Along with the management team, the Horsens employ 7 additional individuals, 2 of which are part-time.  They credit them for their hard work and attention to detail.

A philosophy for the Horsens is to explain “why” and not just “how” things must be done in a certain way explained Volkman. The biggest thing is protocol compliance.

The Horsens state, “Our employees like cows. And they’re willing to do the things we need done in certain way if we explain how it helps the cow. Then they’re willing to do it, and they become the reason for our success.”

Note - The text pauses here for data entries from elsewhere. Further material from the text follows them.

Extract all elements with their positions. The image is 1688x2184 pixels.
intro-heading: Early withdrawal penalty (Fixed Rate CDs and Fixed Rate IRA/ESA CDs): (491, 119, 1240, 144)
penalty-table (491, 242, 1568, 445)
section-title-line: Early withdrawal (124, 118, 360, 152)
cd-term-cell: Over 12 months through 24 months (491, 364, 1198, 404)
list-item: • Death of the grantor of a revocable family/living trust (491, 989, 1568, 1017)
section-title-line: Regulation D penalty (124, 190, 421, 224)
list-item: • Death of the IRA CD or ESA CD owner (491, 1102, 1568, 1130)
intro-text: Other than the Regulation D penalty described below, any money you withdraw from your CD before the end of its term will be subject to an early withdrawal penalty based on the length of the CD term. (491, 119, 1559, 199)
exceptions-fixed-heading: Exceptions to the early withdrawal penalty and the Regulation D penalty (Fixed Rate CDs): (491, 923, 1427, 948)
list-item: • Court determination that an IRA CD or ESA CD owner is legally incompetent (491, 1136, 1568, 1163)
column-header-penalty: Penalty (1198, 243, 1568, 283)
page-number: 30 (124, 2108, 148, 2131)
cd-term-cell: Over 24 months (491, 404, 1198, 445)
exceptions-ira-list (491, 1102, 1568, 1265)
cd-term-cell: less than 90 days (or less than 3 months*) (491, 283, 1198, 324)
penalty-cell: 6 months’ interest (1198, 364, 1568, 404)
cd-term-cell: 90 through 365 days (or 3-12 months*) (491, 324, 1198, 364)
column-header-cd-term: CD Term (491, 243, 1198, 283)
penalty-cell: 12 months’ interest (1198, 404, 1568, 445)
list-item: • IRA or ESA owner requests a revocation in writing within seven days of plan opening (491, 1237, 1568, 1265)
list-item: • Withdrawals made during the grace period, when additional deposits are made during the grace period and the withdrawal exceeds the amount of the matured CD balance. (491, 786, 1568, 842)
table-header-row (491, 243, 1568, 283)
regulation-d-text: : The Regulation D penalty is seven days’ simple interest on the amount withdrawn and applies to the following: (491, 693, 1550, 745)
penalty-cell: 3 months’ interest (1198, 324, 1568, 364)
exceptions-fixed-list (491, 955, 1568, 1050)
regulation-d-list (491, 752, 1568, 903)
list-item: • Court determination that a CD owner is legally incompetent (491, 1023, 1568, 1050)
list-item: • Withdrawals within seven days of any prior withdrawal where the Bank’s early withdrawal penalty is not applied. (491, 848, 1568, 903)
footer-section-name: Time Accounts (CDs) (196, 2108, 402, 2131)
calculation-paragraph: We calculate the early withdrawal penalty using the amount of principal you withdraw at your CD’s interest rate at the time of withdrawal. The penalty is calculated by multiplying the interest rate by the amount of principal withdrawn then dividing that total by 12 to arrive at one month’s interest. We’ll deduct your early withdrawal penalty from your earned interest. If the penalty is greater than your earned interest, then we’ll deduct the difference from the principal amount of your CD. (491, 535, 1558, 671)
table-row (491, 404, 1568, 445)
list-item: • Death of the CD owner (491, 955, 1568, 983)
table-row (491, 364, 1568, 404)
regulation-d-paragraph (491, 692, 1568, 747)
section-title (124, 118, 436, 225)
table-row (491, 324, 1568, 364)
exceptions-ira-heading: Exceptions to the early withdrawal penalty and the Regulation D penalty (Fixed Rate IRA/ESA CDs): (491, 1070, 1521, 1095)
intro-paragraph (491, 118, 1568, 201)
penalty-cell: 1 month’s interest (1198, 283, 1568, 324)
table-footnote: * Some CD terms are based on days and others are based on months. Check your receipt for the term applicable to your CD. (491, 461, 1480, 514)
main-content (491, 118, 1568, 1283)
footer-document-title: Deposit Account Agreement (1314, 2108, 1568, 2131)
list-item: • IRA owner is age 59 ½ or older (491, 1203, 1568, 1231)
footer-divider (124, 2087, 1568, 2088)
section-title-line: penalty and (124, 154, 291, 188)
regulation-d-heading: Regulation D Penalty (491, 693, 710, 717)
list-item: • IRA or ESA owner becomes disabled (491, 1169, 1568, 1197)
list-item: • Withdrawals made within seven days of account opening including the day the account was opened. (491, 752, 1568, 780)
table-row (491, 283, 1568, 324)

In the end, the Horsens have found a formula that works for them. “We’re not a very quick farm to change things,” says Jeff. “But we do try to pick out one bottleneck at a time and try to fix that. It can be a simple thing, like adding water to cool cows in the holding pen.

“We try to look at it from the cow’s perspective,” he says. His reasoning: If it improves her life, it improves the farm.

Ultimately, that’s the key, says Matzke. “The Horsens are very much about the cows,” he says. “In fact, they are all about the cows.”

 

Note: This story appears in the July 2017 issue of Dairy Herd Management.